KAPİTEL 9

Zoe erfüllte Kaiser Michaels Auftrag und wandte sich dann erneut ihrem Racheplan zu. Sie hatte die bittere Lehre aus ihrer Begegnung mit dem Tod nicht vergessen. Die Zeit lief ihr davon, sie durfte nicht länger warten.

Über ihrer Tunika in dunklen Rottönen trug sie eine Dalmatika, die durch die schwarzen Kettfäden noch dunkler wirkte. Auf ihr spielte das warme Rot der Flammen, während sie an den brennenden Fackeln vorüberschritt. Sie bekreuzigte sich und trat, von Sabas gefolgt, in die Nacht hinaus.

Auf der Straße blieb sie einen Augenblick stehen und sprach leise mit gefalteten Händen ein Mariengebet. Dann schritt sie aus.

Tief sog sie die kühle Nachtluft ein. Endlich konnte sie darangehen, ihre Rache auszuführen. Schon am nächsten Tag würde der Erste von denen nicht mehr leben, deren Wappen auf der Rückseite des Kruzifixes an ihrer Wand eingraviert waren.

Sie ließ Sabas vor dem Haus warten, während Kosmas Kantakouzenos’ Diener sie einließ. Schon die Eingangshalle war überaus prunkvoll gestaltet. Ganz besonders fiel ihr die Marmorbüste eines älteren Mannes ins Auge, vermutlich ein römischer Senator, dessen Züge die Erfahrungen und Gemütsbewegungen eines langen Lebens spiegelten. Blaue venezianische Gläser auf einem Tisch glänzten im Lichtschein wie Edelsteine. Den Ehrenplatz im Raum nahm ein ägyptischer Alabasterhund mit riesigen Ohren ein, der auf einem geschnitzten Holzpodest stand.

Als Zoe zu Kosmas hineingeführt wurde, saß dieser vor einem mit Intarsien verzierten Tisch, auf dem ein halb geleerter Weinkrug neben einem Teller mit Datteln und Honigfrüchten stand – ein wohlbeleibter Mann, der dank der Gewinne, die er machte, das Leben in vollen Zügen genoss.

»Da ich Euch nichts schuldig bin«, sagte er mit säuerlicher Miene und ohne sich zu ihrer Begrüßung zu erheben, »nehme ich an, dass Ihr gekommen seid, um zu sehen, was es bei mir zu erbeuten gibt.«

Es genügte ihr nicht, sich an seinem Niedergang zu weiden; sie wollte Streit, und zwar einen von der Art, der bis zur Gewalttätigkeit ausarten konnte.

»Eure Gabe, den Charakter anderer Menschen einzuschätzen, ist beklagenswert schlecht«, sagte sie, nach wie vor stehend. »Ich bin nicht um eines materiellen Vorteils willen gekommen, wohl aber möchte ich Euch zu einem angemessenen Preis Ikonen abkaufen, die ich der Kirche zum Geschenk machen will, damit alle Gläubigen sie verehren und ihrer Segnungen teilhaftig werden können.«

Seine Schultern strafften sich, und er hob leicht den Kopf.

»Zuvor aber möchte ich sie sehen«, fügte sie mit einem angedeuteten Lächeln hinzu.

»Selbstverständlich.

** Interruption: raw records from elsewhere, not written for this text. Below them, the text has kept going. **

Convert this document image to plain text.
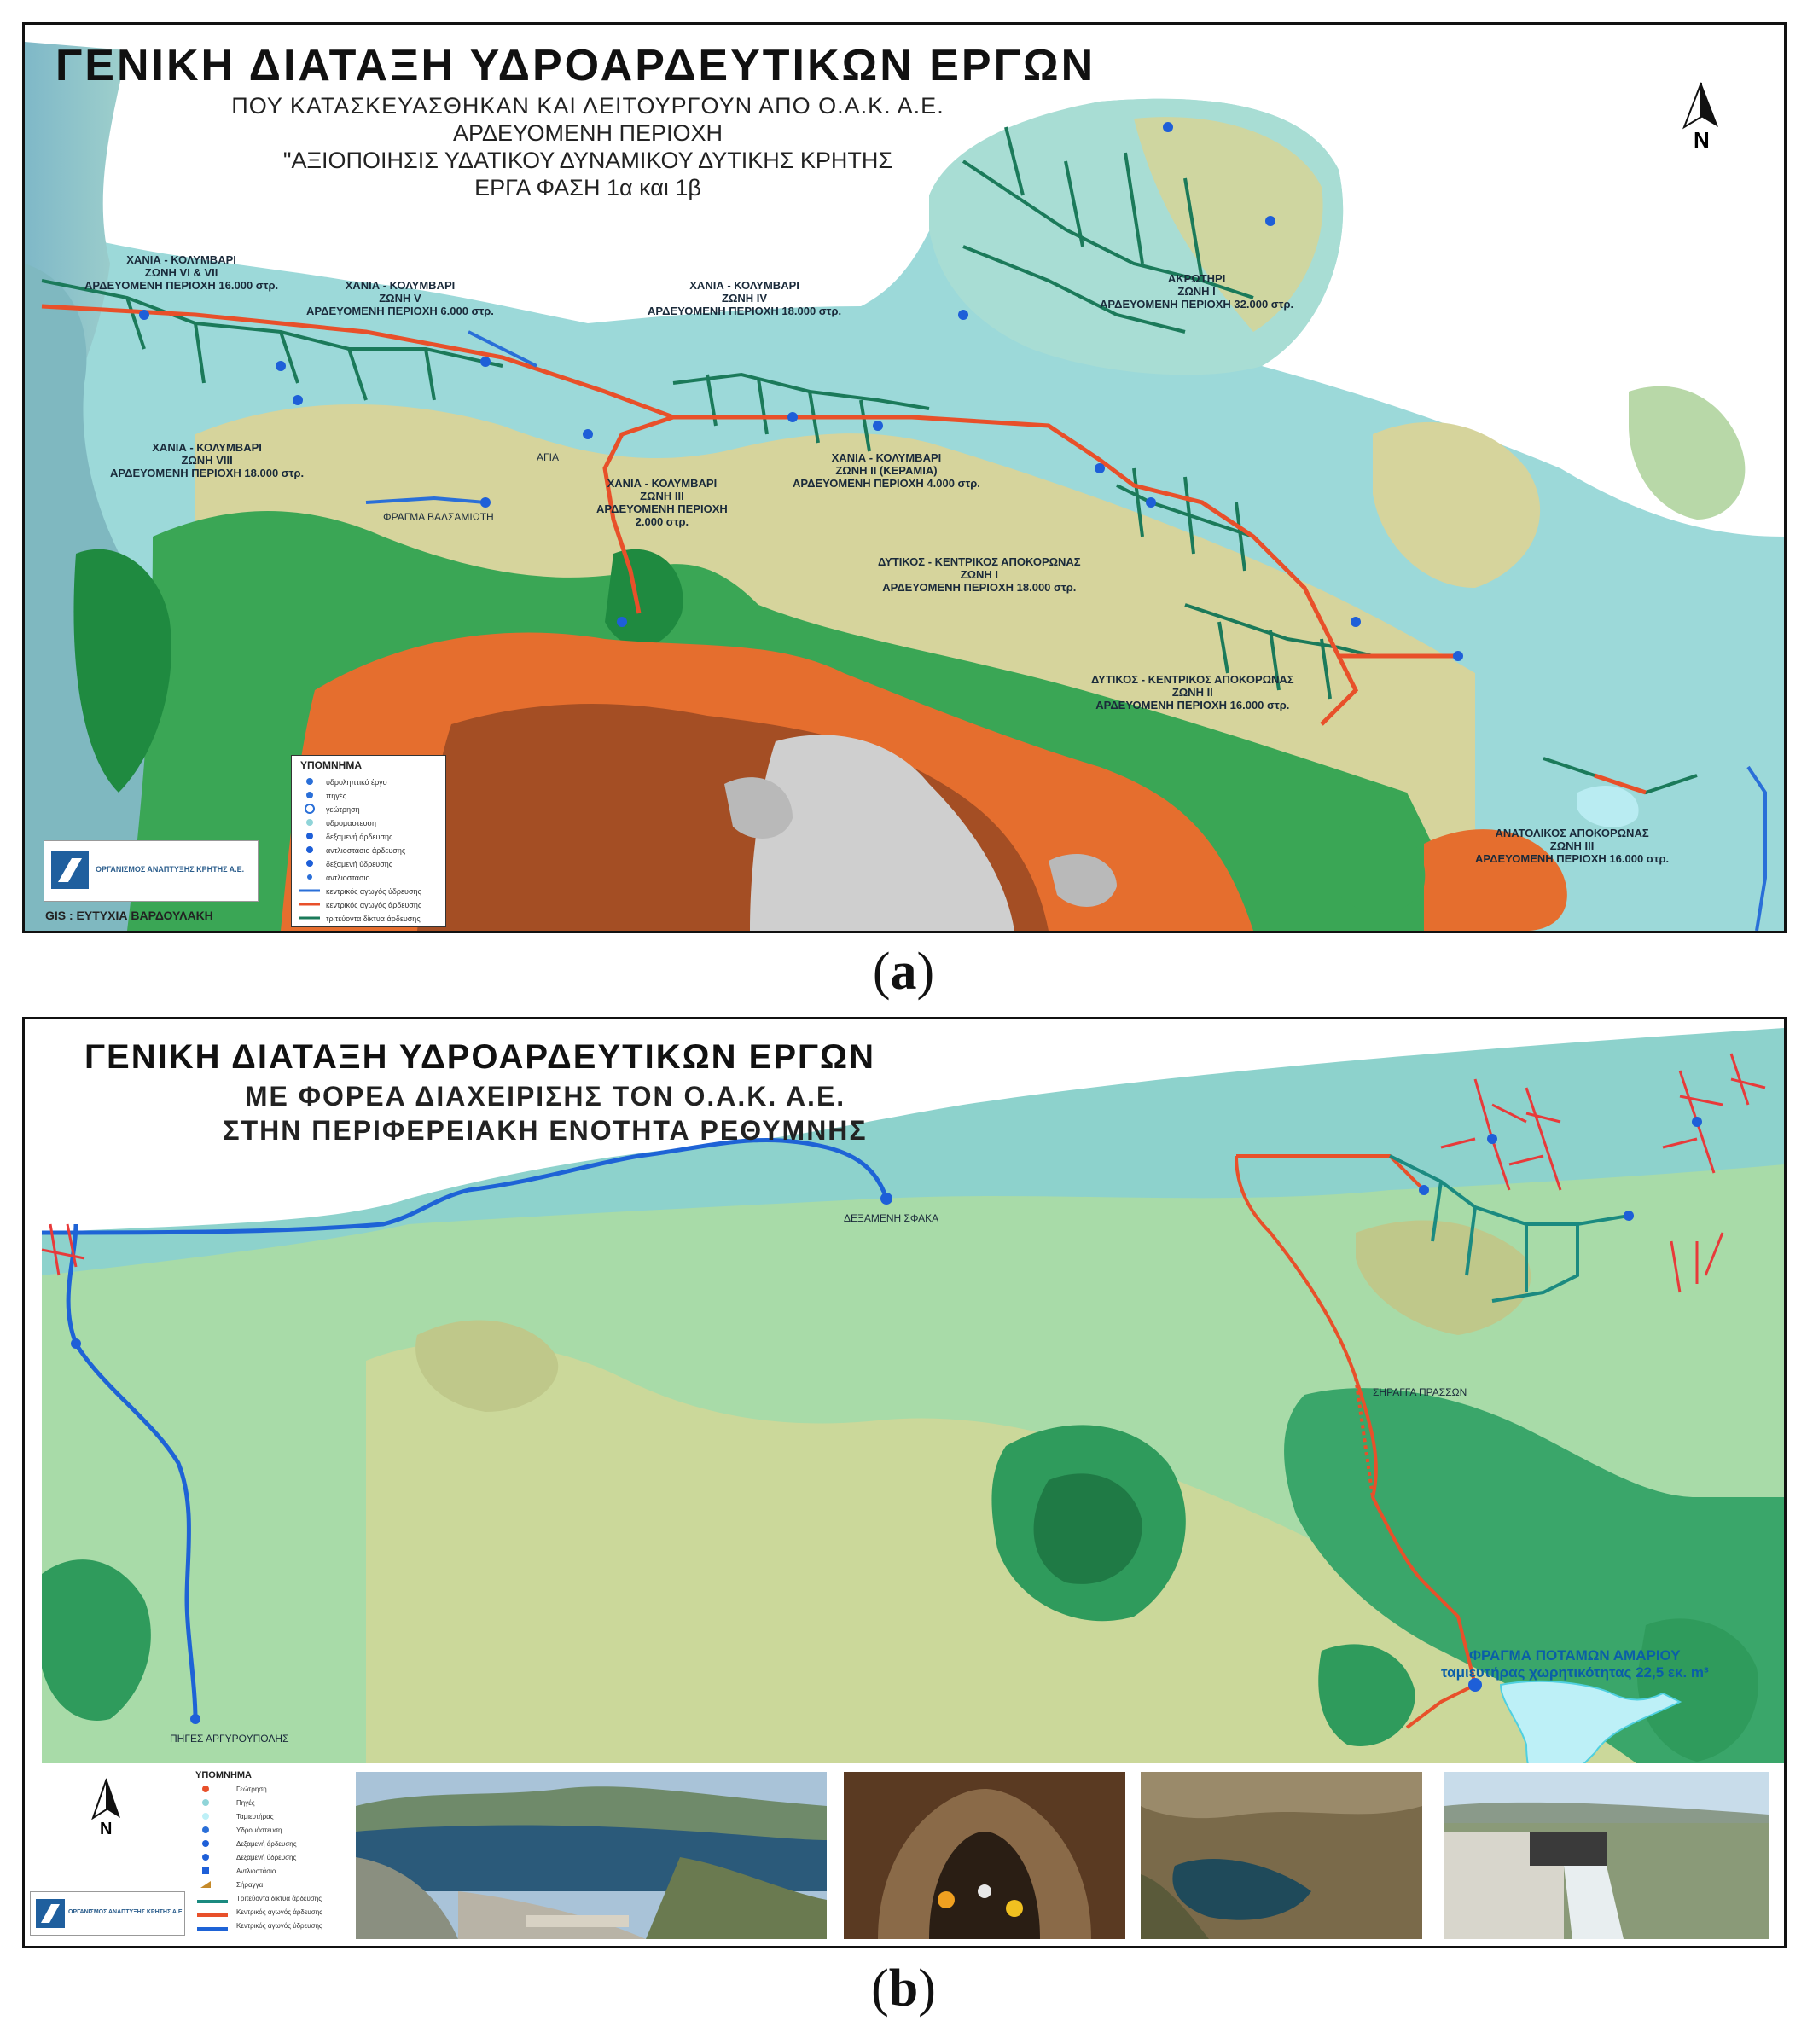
ΓΕΝΙΚΗ ΔΙΑΤΑΞΗ ΥΔΡΟΑΡΔΕΥΤΙΚΩΝ ΕΡΓΩΝ
ΠΟΥ ΚΑΤΑΣΚΕΥΑΣΘΗΚΑΝ ΚΑΙ ΛΕΙΤΟΥΡΓΟΥΝ ΑΠΟ Ο.Α.Κ. Α.Ε.
ΑΡΔΕΥΟΜΕΝΗ ΠΕΡΙΟΧΗ
"ΑΞΙΟΠΟΙΗΣΙΣ ΥΔΑΤΙΚΟΥ ΔΥΝΑΜΙΚΟΥ ΔΥΤΙΚΗΣ ΚΡΗΤΗΣ
ΕΡΓΑ ΦΑΣΗ 1α και 1β
N
ΧΑΝΙΑ - ΚΟΛΥΜΒΑΡΙ
ΖΩΝΗ VI & VII
ΑΡΔΕΥΟΜΕΝΗ ΠΕΡΙΟΧΗ 16.000 στρ.	ΧΑΝΙΑ - ΚΟΛΥΜΒΑΡΙ
ΖΩΝΗ V
ΑΡΔΕΥΟΜΕΝΗ ΠΕΡΙΟΧΗ 6.000 στρ.
ΧΑΝΙΑ - ΚΟΛΥΜΒΑΡΙ
ΖΩΝΗ IV
ΑΡΔΕΥΟΜΕΝΗ ΠΕΡΙΟΧΗ 18.000 στρ.
ΑΚΡΩΤΗΡΙ
ΖΩΝΗ I
ΑΡΔΕΥΟΜΕΝΗ ΠΕΡΙΟΧΗ 32.000 στρ.
ΧΑΝΙΑ - ΚΟΛΥΜΒΑΡΙ
ΖΩΝΗ VIII
ΑΡΔΕΥΟΜΕΝΗ ΠΕΡΙΟΧΗ 18.000 στρ.
ΧΑΝΙΑ - ΚΟΛΥΜΒΑΡΙ
ΖΩΝΗ III
ΑΡΔΕΥΟΜΕΝΗ ΠΕΡΙΟΧΗ
2.000 στρ.
ΧΑΝΙΑ - ΚΟΛΥΜΒΑΡΙ
ΖΩΝΗ II (ΚΕΡΑΜΙΑ)
ΑΡΔΕΥΟΜΕΝΗ ΠΕΡΙΟΧΗ 4.000 στρ.
ΔΥΤΙΚΟΣ - ΚΕΝΤΡΙΚΟΣ ΑΠΟΚΟΡΩΝΑΣ
ΖΩΝΗ I
ΑΡΔΕΥΟΜΕΝΗ ΠΕΡΙΟΧΗ 18.000 στρ.
ΔΥΤΙΚΟΣ - ΚΕΝΤΡΙΚΟΣ ΑΠΟΚΟΡΩΝΑΣ
ΖΩΝΗ II
ΑΡΔΕΥΟΜΕΝΗ ΠΕΡΙΟΧΗ 16.000 στρ.
ΑΝΑΤΟΛΙΚΟΣ ΑΠΟΚΟΡΩΝΑΣ
ΖΩΝΗ III
ΑΡΔΕΥΟΜΕΝΗ ΠΕΡΙΟΧΗ 16.000 στρ.
ΑΓΙΑ
ΦΡΑΓΜΑ ΒΑΛΣΑΜΙΩΤΗ
ΥΠΟΜΝΗΜΑ
υδροληπτικό έργο
πηγές
γεώτρηση
υδρομαστευση
δεξαμενή άρδευσης
αντλιοστάσιο άρδευσης
δεξαμενή ύδρευσης
αντλιοστάσιο
κεντρικός αγωγός ύδρευσης
κεντρικός αγωγός άρδευσης
τριτεύοντα δίκτυα άρδευσης
ΟΡΓΑΝΙΣΜΟΣ ΑΝΑΠΤΥΞΗΣ ΚΡΗΤΗΣ Α.Ε.
GIS : ΕΥΤΥΧΙΑ ΒΑΡΔΟΥΛΑΚΗ
(a)
ΓΕΝΙΚΗ ΔΙΑΤΑΞΗ ΥΔΡΟΑΡΔΕΥΤΙΚΩΝ ΕΡΓΩΝ
ΜΕ ΦΟΡΕΑ ΔΙΑΧΕΙΡΙΣΗΣ ΤΟΝ Ο.Α.Κ. Α.Ε.
ΣΤΗΝ ΠΕΡΙΦΕΡΕΙΑΚΗ ΕΝΟΤΗΤΑ ΡΕΘΥΜΝΗΣ
ΔΕΞΑΜΕΝΗ ΣΦΑΚΑ
ΠΗΓΕΣ ΑΡΓΥΡΟΥΠΟΛΗΣ
ΣΗΡΑΓΓΑ ΠΡΑΣΣΩΝ
ΦΡΑΓΜΑ ΠΟΤΑΜΩΝ ΑΜΑΡΙΟΥ
ταμιευτήρας χωρητικότητας 22,5 εκ. m³
N
ΟΡΓΑΝΙΣΜΟΣ ΑΝΑΠΤΥΞΗΣ ΚΡΗΤΗΣ Α.Ε.
ΥΠΟΜΝΗΜΑ
Γεώτρηση
Πηγές
Ταμιευτήρας
Υδρομάστευση
Δεξαμενή άρδευσης
Δεξαμενή ύδρευσης
Αντλιοστάσιο
Σήραγγα
Τριτεύοντα δίκτυα άρδευσης
Κεντρικός αγωγός άρδευσης
Κεντρικός αγωγός ύδρευσης
(b)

Wein?«

»Gern.« Sie dachte nicht im Traum daran, in diesem Hause auch nur einen Schluck zu trinken, ihr ging es lediglich um das Glas. Wirklich schade darum – es war von erlesener Qualität.

Er erhob sich steif, wobei seine Kniegelenke knackten, und holte ein Glas von einem Wandbord. Er füllte es zur Hälfte und stellte es vor sie auf den Tisch. »Lasst uns über Geld reden. Die Ikonen hängen dort drinnen an der Wand.« Er wies auf einen Türbogen, hinter dem ein schwach erleuchteter Raum lag.

Sie ging hinein und blieb stehen. Ihr Herzschlag stockte. Ein halbes Dutzend Ikonen an der Wand zeigten Christus, die Apostel Petrus und Paulus sowie die Jungfrau Maria. Zum Teil war deren Kleidung mit Juwelen besetzt oder mit Elfenbein eingelegt.

Sie waren von so atemberaubender Schönheit, dass Zoe einen Augenblick lang sowohl den Grund ihres Dortseins als auch den für ihren glühenden Hass vergaß.

Als sie hinter sich ein Geräusch hörte, erstarrte sie. Dann drehte sie sich betont langsam um. Kosmas stand im Eingang, klein, mit einer krummen Nase, schweren Lidern und rot geäderten Augen, die tief in ihren Höhlen lagen.

»Ich würde sie eher in Stücke schlagen, als mich bei ihrem Verkauf übervorteilen lassen«, stieß er zwischen den Zähnen hervor. »Ich kenne Euch, Zoe Chrysaphes. Ihr tut nichts ohne Grund. Warum also seid Ihr gekommen?«

»Sie sind von unvergleichlicher Schönheit«, sagte sie, als sei das eine Antwort.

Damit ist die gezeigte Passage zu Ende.